Um bom exemplo de como não fazer escolhas
“E assim depois de cansado de examinar o que seria bom fazer, não encontrando coisa certa a que se determinasse, resolveu deixar ir a mula com a rédea solta até ao lugar onde se dividiam os caminhos. E que se a mula fosse pelo caminho da vila, ele buscaria o mouro e lhe daria punhaladas; e se não fosse em direção à vila, mas pelo caminho real, não lhe faria nada. E fazendo aquilo que pensou, quis Nosso Senhor que, ainda que a vila estava a pouco mais de trinta ou quarenta passos, e o caminho que levava a ela era muito largo e muito plano, a mula tomasse o caminho real, e deixasse o da vila.” (Autobiografia, n. 16)
(Escrito por Juan Pablo Rodriguez Sandoval)
Sabemos que quando o Padre Inácio está narrando a história da sua vida para o Padre Gonçalves da Câmara, entre os anos 1553 e 1555, ele já é um homem maduro, com a sabedoria dos anos e a autoridade de ser o Prepósito Geral da Companhia de Jesus. É desde esse olhar que ele descreve a situação que enfrentou na sua juventude, no início de seu processo de conversão quando apenas estava começando seu caminho rumo a Jerusalém, com todo o fervor e a paixão que o motivava, porém, com toda a falta de preparo e experiência no mundo do discernimento.
A situação é até cômica e acaba gerando sorrisos e surpresa nos alunos das escolas onde tive a oportunidade de trabalhar e apresentar um pouquinho da vida do Santo Inácio.

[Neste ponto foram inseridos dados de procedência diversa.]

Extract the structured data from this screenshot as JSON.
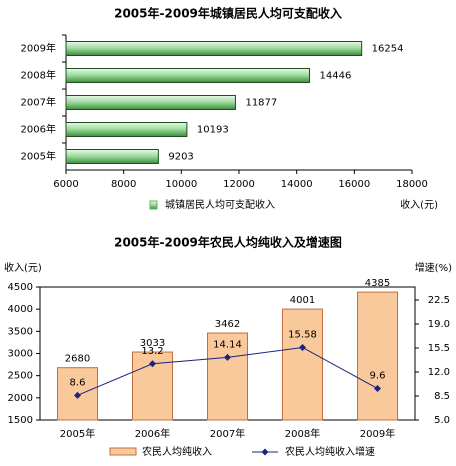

Parece absurdo pensar que o criador dos Exercícios Espirituais e o mestre do discernimento tivesse deixado na decisão de uma mula o destino daquele mouro que não conseguia honestamente entender o mistério da virgindade da Nossa Senhora (acaso nós conseguimos?).

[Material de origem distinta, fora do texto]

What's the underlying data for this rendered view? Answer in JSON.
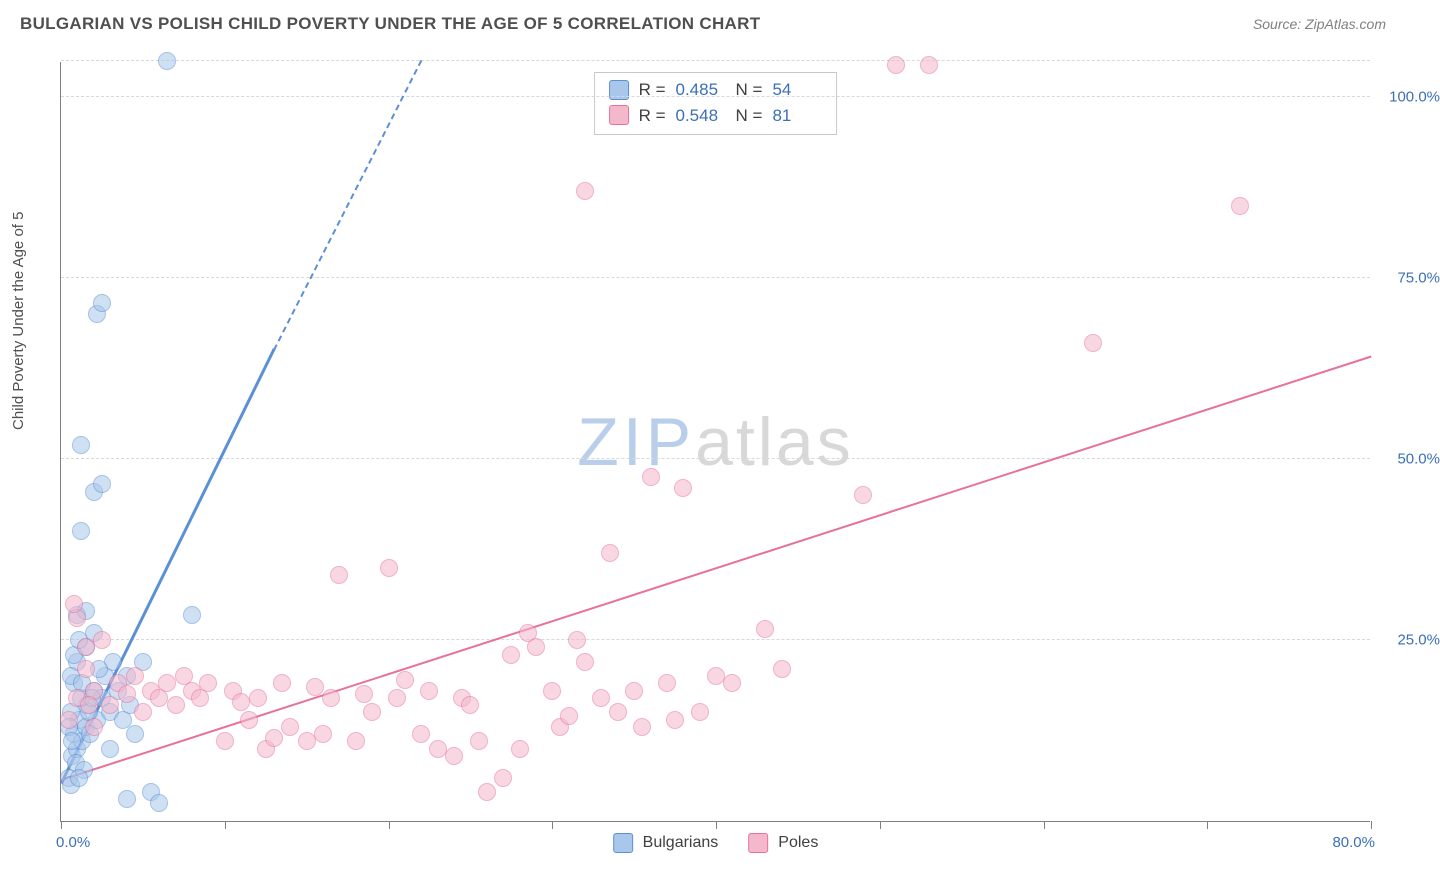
{
  "title": "BULGARIAN VS POLISH CHILD POVERTY UNDER THE AGE OF 5 CORRELATION CHART",
  "source_prefix": "Source: ",
  "source_name": "ZipAtlas.com",
  "y_axis_label": "Child Poverty Under the Age of 5",
  "watermark": {
    "part1": "ZIP",
    "part2": "atlas"
  },
  "chart": {
    "type": "scatter-with-regression",
    "xlim": [
      0,
      80
    ],
    "ylim": [
      0,
      105
    ],
    "x_ticks": [
      0,
      10,
      20,
      30,
      40,
      50,
      60,
      70,
      80
    ],
    "y_gridlines": [
      25,
      50,
      75,
      100,
      105
    ],
    "x_tick_labels": {
      "first": "0.0%",
      "last": "80.0%"
    },
    "y_tick_labels": [
      "25.0%",
      "50.0%",
      "75.0%",
      "100.0%"
    ],
    "background_color": "#ffffff",
    "grid_color": "#d8d8d8",
    "axis_color": "#808080",
    "tick_label_color": "#3b6fb6",
    "point_radius": 9,
    "point_opacity": 0.55,
    "series": [
      {
        "key": "bulgarians",
        "label": "Bulgarians",
        "color_stroke": "#5b8fd6",
        "color_fill": "#a9c7ea",
        "regression": {
          "x1": 0,
          "y1": 5,
          "x2": 13,
          "y2": 65,
          "dashed_extend_to_x": 22,
          "dashed_extend_to_y": 105,
          "width": 2.5
        },
        "R": "0.485",
        "N": "54",
        "points": [
          [
            0.5,
            6
          ],
          [
            0.7,
            9
          ],
          [
            0.8,
            12
          ],
          [
            1,
            10
          ],
          [
            1.1,
            14
          ],
          [
            0.6,
            15
          ],
          [
            1.3,
            11
          ],
          [
            1.5,
            13
          ],
          [
            1.6,
            16
          ],
          [
            1.8,
            12
          ],
          [
            2,
            18
          ],
          [
            2.2,
            14
          ],
          [
            2.5,
            17
          ],
          [
            2.7,
            20
          ],
          [
            3,
            15
          ],
          [
            3.2,
            22
          ],
          [
            3.5,
            18
          ],
          [
            3.8,
            14
          ],
          [
            4,
            20
          ],
          [
            4.2,
            16
          ],
          [
            1,
            22
          ],
          [
            1.5,
            24
          ],
          [
            2,
            26
          ],
          [
            2.3,
            21
          ],
          [
            0.8,
            19
          ],
          [
            1.2,
            17
          ],
          [
            0.9,
            8
          ],
          [
            1.4,
            7
          ],
          [
            0.5,
            13
          ],
          [
            0.7,
            11
          ],
          [
            1,
            28.5
          ],
          [
            1.5,
            29
          ],
          [
            0.6,
            20
          ],
          [
            0.8,
            23
          ],
          [
            1.1,
            25
          ],
          [
            1.3,
            19
          ],
          [
            1.7,
            15
          ],
          [
            1.9,
            17
          ],
          [
            1.2,
            40
          ],
          [
            2,
            45.5
          ],
          [
            2.5,
            46.5
          ],
          [
            1.2,
            52
          ],
          [
            2.2,
            70
          ],
          [
            2.5,
            71.5
          ],
          [
            6.5,
            105
          ],
          [
            4,
            3
          ],
          [
            5.5,
            4
          ],
          [
            6,
            2.5
          ],
          [
            8,
            28.5
          ],
          [
            5,
            22
          ],
          [
            4.5,
            12
          ],
          [
            3,
            10
          ],
          [
            0.6,
            5
          ],
          [
            1.1,
            6
          ]
        ]
      },
      {
        "key": "poles",
        "label": "Poles",
        "color_stroke": "#e77299",
        "color_fill": "#f4b8cd",
        "regression": {
          "x1": 0,
          "y1": 5.5,
          "x2": 80,
          "y2": 64,
          "width": 2.2
        },
        "R": "0.548",
        "N": "81",
        "points": [
          [
            1,
            17
          ],
          [
            1.5,
            21
          ],
          [
            2,
            18
          ],
          [
            2.5,
            25
          ],
          [
            3,
            16
          ],
          [
            3.5,
            19
          ],
          [
            4,
            17.5
          ],
          [
            4.5,
            20
          ],
          [
            5,
            15
          ],
          [
            5.5,
            18
          ],
          [
            6,
            17
          ],
          [
            6.5,
            19
          ],
          [
            7,
            16
          ],
          [
            7.5,
            20
          ],
          [
            8,
            18
          ],
          [
            8.5,
            17
          ],
          [
            9,
            19
          ],
          [
            10,
            11
          ],
          [
            10.5,
            18
          ],
          [
            11,
            16.5
          ],
          [
            11.5,
            14
          ],
          [
            12,
            17
          ],
          [
            12.5,
            10
          ],
          [
            13,
            11.5
          ],
          [
            13.5,
            19
          ],
          [
            14,
            13
          ],
          [
            15,
            11
          ],
          [
            15.5,
            18.5
          ],
          [
            16,
            12
          ],
          [
            16.5,
            17
          ],
          [
            17,
            34
          ],
          [
            18,
            11
          ],
          [
            18.5,
            17.5
          ],
          [
            19,
            15
          ],
          [
            20,
            35
          ],
          [
            20.5,
            17
          ],
          [
            21,
            19.5
          ],
          [
            22,
            12
          ],
          [
            22.5,
            18
          ],
          [
            23,
            10
          ],
          [
            24,
            9
          ],
          [
            24.5,
            17
          ],
          [
            25,
            16
          ],
          [
            25.5,
            11
          ],
          [
            26,
            4
          ],
          [
            27,
            6
          ],
          [
            27.5,
            23
          ],
          [
            28,
            10
          ],
          [
            28.5,
            26
          ],
          [
            29,
            24
          ],
          [
            30,
            18
          ],
          [
            30.5,
            13
          ],
          [
            31,
            14.5
          ],
          [
            31.5,
            25
          ],
          [
            32,
            22
          ],
          [
            33,
            17
          ],
          [
            34,
            15
          ],
          [
            35,
            18
          ],
          [
            35.5,
            13
          ],
          [
            36,
            47.5
          ],
          [
            37,
            19
          ],
          [
            37.5,
            14
          ],
          [
            38,
            46
          ],
          [
            39,
            15
          ],
          [
            40,
            20
          ],
          [
            41,
            19
          ],
          [
            43,
            26.5
          ],
          [
            44,
            21
          ],
          [
            49,
            45
          ],
          [
            32,
            87
          ],
          [
            33.5,
            37
          ],
          [
            51,
            104.5
          ],
          [
            53,
            104.5
          ],
          [
            72,
            85
          ],
          [
            63,
            66
          ],
          [
            1,
            28
          ],
          [
            0.8,
            30
          ],
          [
            1.5,
            24
          ],
          [
            0.5,
            14
          ],
          [
            2,
            13
          ],
          [
            1.7,
            16
          ]
        ]
      }
    ]
  },
  "stats_box": {
    "r_label": "R =",
    "n_label": "N ="
  }
}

Não podemos julgar o modo de pensar do Inácio com os critérios que temos hoje, quando falamos de diálogo inter-religioso e do respeito pela vida. No final das contas, todos somos filhos do tempo que vivemos, e ele agia de acordo com os costumes cavalheirescos e pareceu-lhe “que tinha feito mal em consentir que um mouro dissesse tais coisas de Nossa Senhora, e que era obrigado a defender a sua honra.” (Autobiografia, n. 15). Podemos imaginar aqui um Inácio quixotesco lutando com os moinhos de vento, doido de amor pela sua Dulcineia…
Como não fazer escolhas
Bom, o dilema enfrentado por esse Peregrino, determinado a seguir Jesus e fazer coisas maiores do que São Domingos e São Francisco fizeram, era enorme. (Autobiografia, n. 7). Devia decidir se dava punhaladas no mouro ou se o deixava continuar seu caminho. Inácio nos apresenta um claro exemplo de como não deve ser feito um discernimento!
Agora, me deixe fazer uma pergunta, caro leitor que está lendo essa reflexão inaciana no contexto desse ano jubilar e estando próximos a celebrar a festa do nosso amado Padre Inácio: você está deixando ir sua mula com a rédea solta ou está segurando firme o rumo do seu peregrinar?
Muitas vezes na minha vida eu fiz escolhas como as do Inácio que, felizmente e por Providência Divina, me livraram de perigos e riscos para mim ou para os demais. Mesmo tendo feito Exercícios Espirituais e conhecendo a dinâmica do discernimento, errei muitas vezes nas minhas decisões, achando que estava fazendo a Vontade de Deus, quando no fundo do meu coração sabia que estava caindo nas ciladas do mal espírito e com meus afetos desordenados.
No contexto dos 500 anos da conversão do Inácio, você e eu, todos nós, estamos sendo convidados a olhar profunda e sinceramente para nossas vidas desde a mirada misericordiosa de Jesus, reconhecendo nosso caminho com seus desafios e lutas, segurando com firmeza a rédea das nossas decisões e pedindo a luz do Espírito para ser agentes de transformação da sociedade que está precisando de homens e mulheres dispostos a em tudo amar e servir.
Antes de acabar essa reflexão quero convidar você a duas coisas antes de terminar esse ano jubilar: fazer alguma jornada de Exercícios Espirituais que ajude você a discernir sua vida, e ler o livro “A caminho com Inácio”, uma conversa do Padre Arturo Sosa, SJ com Darío Menor.